Okay, I’m calling this. I don’t know what’s happening with the e-reader market, but I’m 100% sure there are too many participants. Has this ever happened before with emerging tech? Were there fifty different MP3 players before Apple begat the iPod?
Today’s entrant is none other than Creative, known to long-time PC aficionados for their sound technology, and more recently sundry miscellaneous gadgets. Their impending e-reader is called the Mediabook, and unlike the kindle it:
will harness “videos, pictures, text, and services in one device that supports a media-rich experience.”
Which means it won’t be a dedicated e-reader, but some sort of hyrbrid iPhone-ish-netbook-like hand-held computer gizmo. But isn’t this really inevitable? Just as all SUV’s invariably morph into egg-shaped station wagons when gas mileage becomes an issue, all task-specific devices like the Kindle are going to keep drifting back to the hand-held computer model where all-in-one functionality is critical.

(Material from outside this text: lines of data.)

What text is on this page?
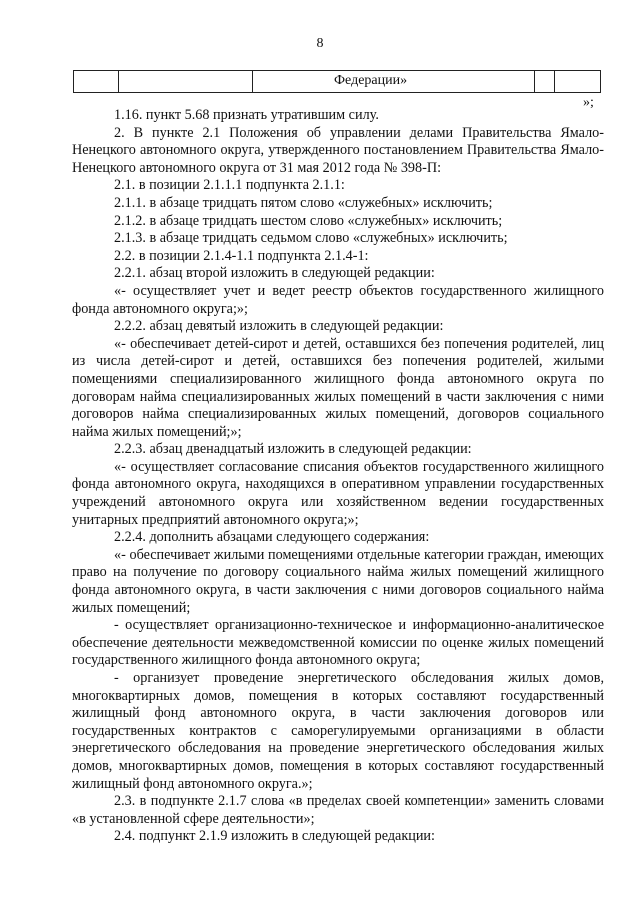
8
Федерации»
»;

1.16. пункт 5.68 признать утратившим силу.

2. В пункте 2.1 Положения об управлении делами Правительства Ямало-Ненецкого автономного округа, утвержденного постановлением Правительства Ямало-Ненецкого автономного округа от 31 мая 2012 года № 398-П:

2.1. в позиции 2.1.1.1 подпункта 2.1.1:

2.1.1. в абзаце тридцать пятом слово «служебных» исключить;

2.1.2. в абзаце тридцать шестом слово «служебных» исключить;

2.1.3. в абзаце тридцать седьмом слово «служебных» исключить;

2.2. в позиции 2.1.4-1.1 подпункта 2.1.4-1:

2.2.1. абзац второй изложить в следующей редакции:

«- осуществляет учет и ведет реестр объектов государственного жилищного фонда автономного округа;»;

2.2.2. абзац девятый изложить в следующей редакции:

«- обеспечивает детей-сирот и детей, оставшихся без попечения родителей, лиц из числа детей-сирот и детей, оставшихся без попечения родителей, жилыми помещениями специализированного жилищного фонда автономного округа по договорам найма специализированных жилых помещений в части заключения с ними договоров найма специализированных жилых помещений, договоров социального найма жилых помещений;»;

2.2.3. абзац двенадцатый изложить в следующей редакции:

«- осуществляет согласование списания объектов государственного жилищного фонда автономного округа, находящихся в оперативном управлении государственных учреждений автономного округа или хозяйственном ведении государственных унитарных предприятий автономного округа;»;

2.2.4. дополнить абзацами следующего содержания:

«- обеспечивает жилыми помещениями отдельные категории граждан, имеющих право на получение по договору социального найма жилых помещений жилищного фонда автономного округа, в части заключения с ними договоров социального найма жилых помещений;

- осуществляет организационно-техническое и информационно-аналитическое обеспечение деятельности межведомственной комиссии по оценке жилых помещений государственного жилищного фонда автономного округа;

- организует проведение энергетического обследования жилых домов, многоквартирных домов, помещения в которых составляют государственный жилищный фонд автономного округа, в части заключения договоров или государственных контрактов с саморегулируемыми организациями в области энергетического обследования на проведение энергетического обследования жилых домов, многоквартирных домов, помещения в которых составляют государственный жилищный фонд автономного округа.»;

2.3. в подпункте 2.1.7 слова «в пределах своей компетенции» заменить словами «в установленной сфере деятельности»;

2.4. подпункт 2.1.9 изложить в следующей редакции:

The biggest concern I have is that all of these developers are going to blow it. They’re going to go feature crazy and forget that the race to develop a digital book on par with an actual book has not been won — not even close. If that happens, gadget sales go up, e-book sales go flat or down, and everybody forgets (again) that text is still a big deal in the entertainment business. And education business. And newspaper business.
I wouldn’t be surprised if the guy who runs the local service station is putting together his own e-reader, to be given away with every full tank. And I hear the Girl Scouts are going to be selling one along with their cookies. Can Nintendo be far behind? What about PlaySkool? And where is Boeing on this? If you can build a 7X7, can’t you build an e-reader?
— Mark Barrett
It occurs to me that this has happened for a variety of reasons.
1) The technology to create an ereading device exists and has existed for some time
2) The demand for ereaders seems to exist so a producer of ereaders must suspect a large latent demand
3) The few large scale releases of ereaders (Amazon, Sony, Coolr, Nook) have seen high demand among customers and had success.
4) Having seen the changes to other entertainment and content industries, some entrepreneurs suspect books and writing are subject to exactly the same pressures and are held by by established layers refusing to embrace change (this is made a more attractive suggestion by the fact that the companies that make up the established players appear to be such paragons of slow moving corporate behemoths!)
5) People read A LOT online these days seem to equal they like online reading!
6) Nobody want’s be to lose the market like the music industry did to Apple
But not all of these facts support the idea that there is a market for an ereader of substantial size. What has happened is that the market has achieved a very quick level of maturity in some ways, the fear of being caught has developed beyond the market. It is, a bubble as some people have been saying for a while. There are hundreds of MP3 units out there now because people are hoping to take some of the massive market Apple has yoinked. They are just trying to get ahead of the curve with ereaders.
I wouldn’t argue with any of your points. I don’t know if the e-reader market is huge and barely tapped, or already oversupplied with devices — I just get the feeling nobody else knows either. And I don’t really fault anyone for trying to grab market share before the market share is gone, as you also point out.
I do still insist, however (not that you argued differently) that e-readers have to become more transparent as devices. More gadgets and functionality are not going to win the day. It’s the ability of an e-reader to provide the same kind of experience that a book delivers that matters. (Or at least matters to me.)